Green chili note: A “small green chili” can mean different things. Jalapeño is usually mild, serrano is hotter, and Thai green chilies can be very hot. Use what you like.
Can I use chicken breast instead of thighs?
Yes. Chicken thighs stay juicier, but breasts work. Cut them into slightly larger pieces and simmer just until cooked through, usually 10 to 12 minutes, so they do not dry out. For pressure cooking, thighs are the safer bet.
Do I need yogurt?
No. Yogurt adds tenderness and a gentle tang, but you can skip it and still get a great curry. If you do use yogurt, use plain full-fat, bring it closer to room temp, and add it off the heat or very gently to prevent curdling.

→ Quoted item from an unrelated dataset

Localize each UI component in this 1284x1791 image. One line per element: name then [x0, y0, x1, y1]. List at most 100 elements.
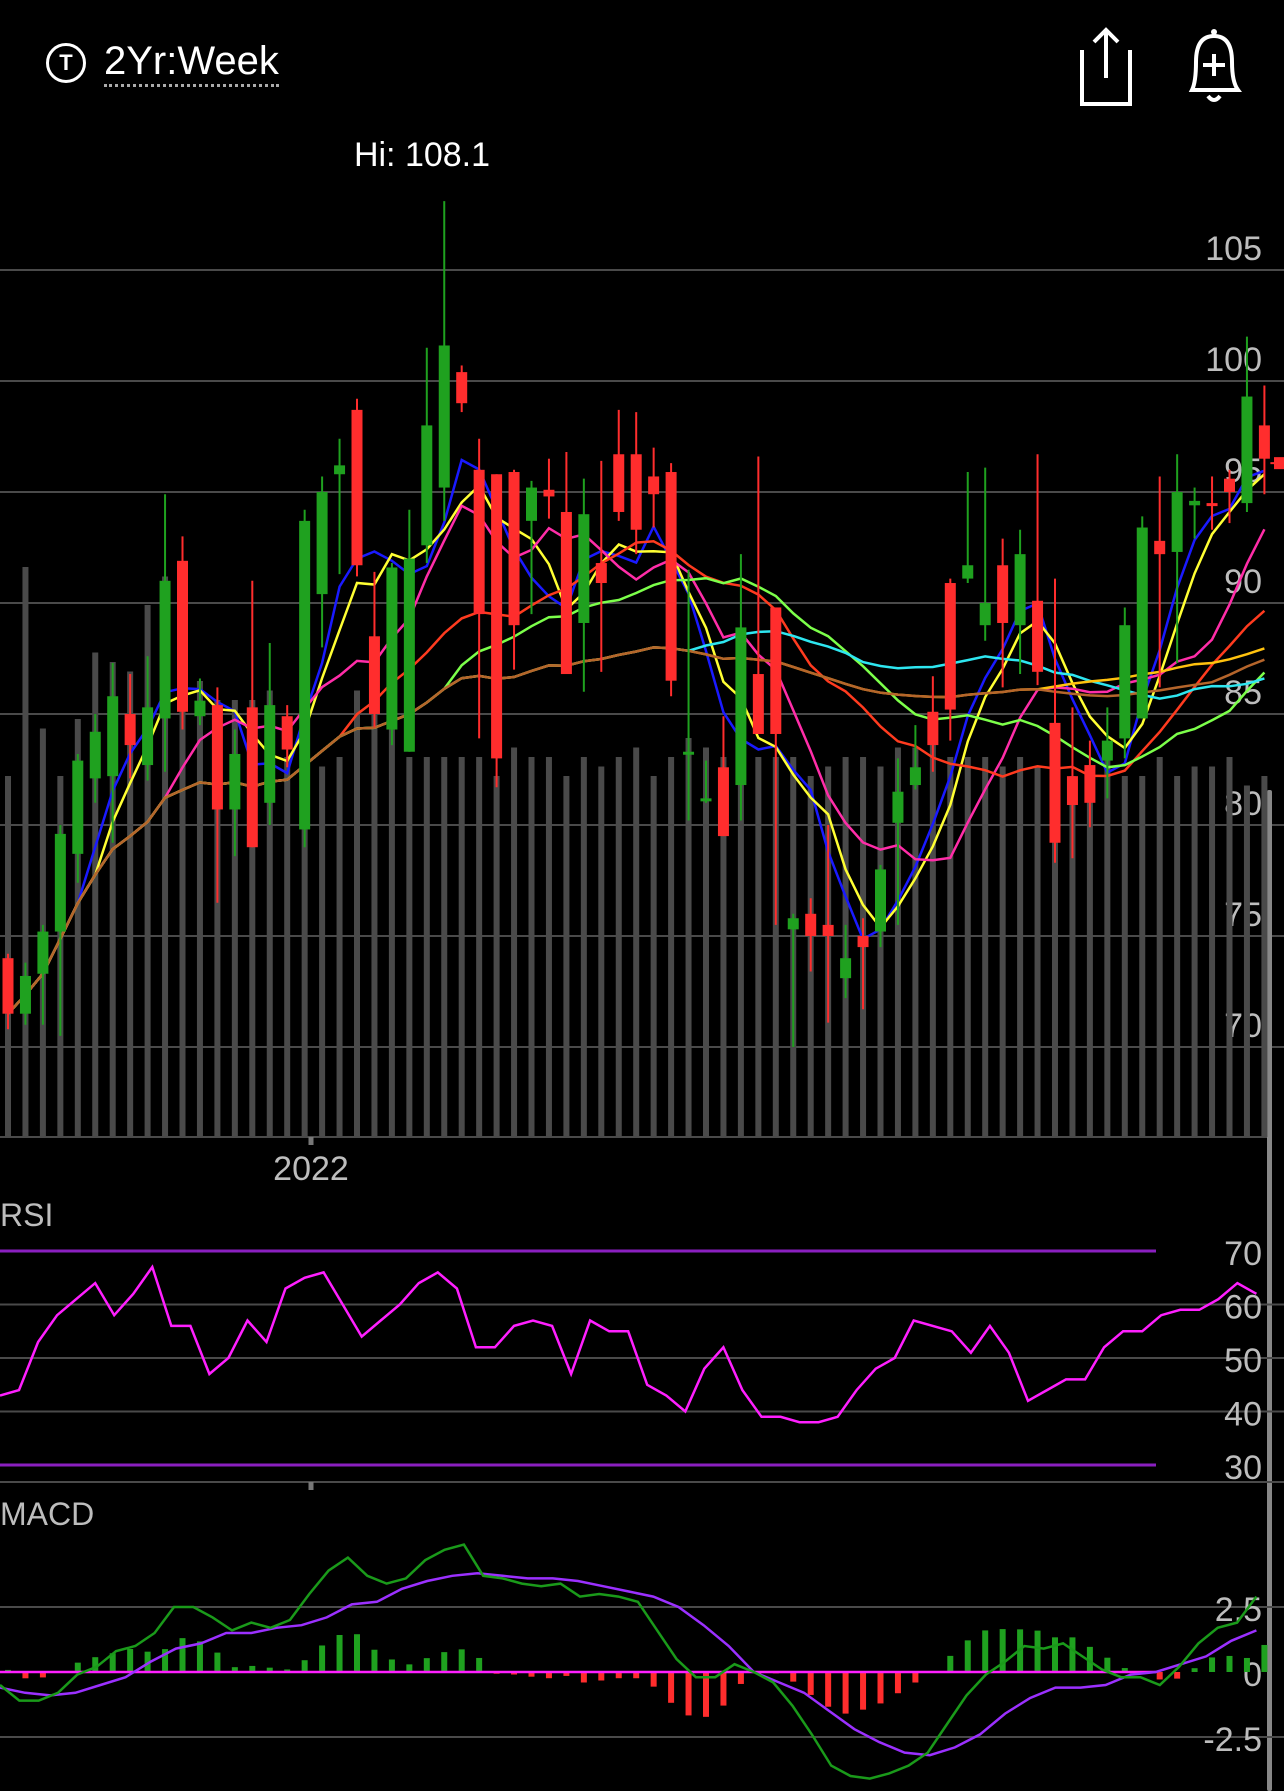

My sauce tastes flat. What do I do?
Try this order: salt first, then a small squeeze of lemon or a pinch of sugar if the tomatoes are too sharp, then finish with garam masala and butter. Those last two are the glow-up.
Can I make it in an Instant Pot?
Yes, but this recipe is built for the stove. If you want a pressure version: sauté onions and spices on Sauté, add chicken and tomatoes, then cook on High Pressure for 5 to 6 minutes (thighs recommended) with a quick release. Important: after sautéing, deglaze the pot by adding a splash of water and scraping up every browned bit from the bottom before you add tomatoes and pressure cook. Tomato-based curries can trigger the Burn warning if you skip this. After pressure cooking, simmer on Sauté to thicken. Also, avoid letting it sit on Keep Warm for long, especially with breast meat.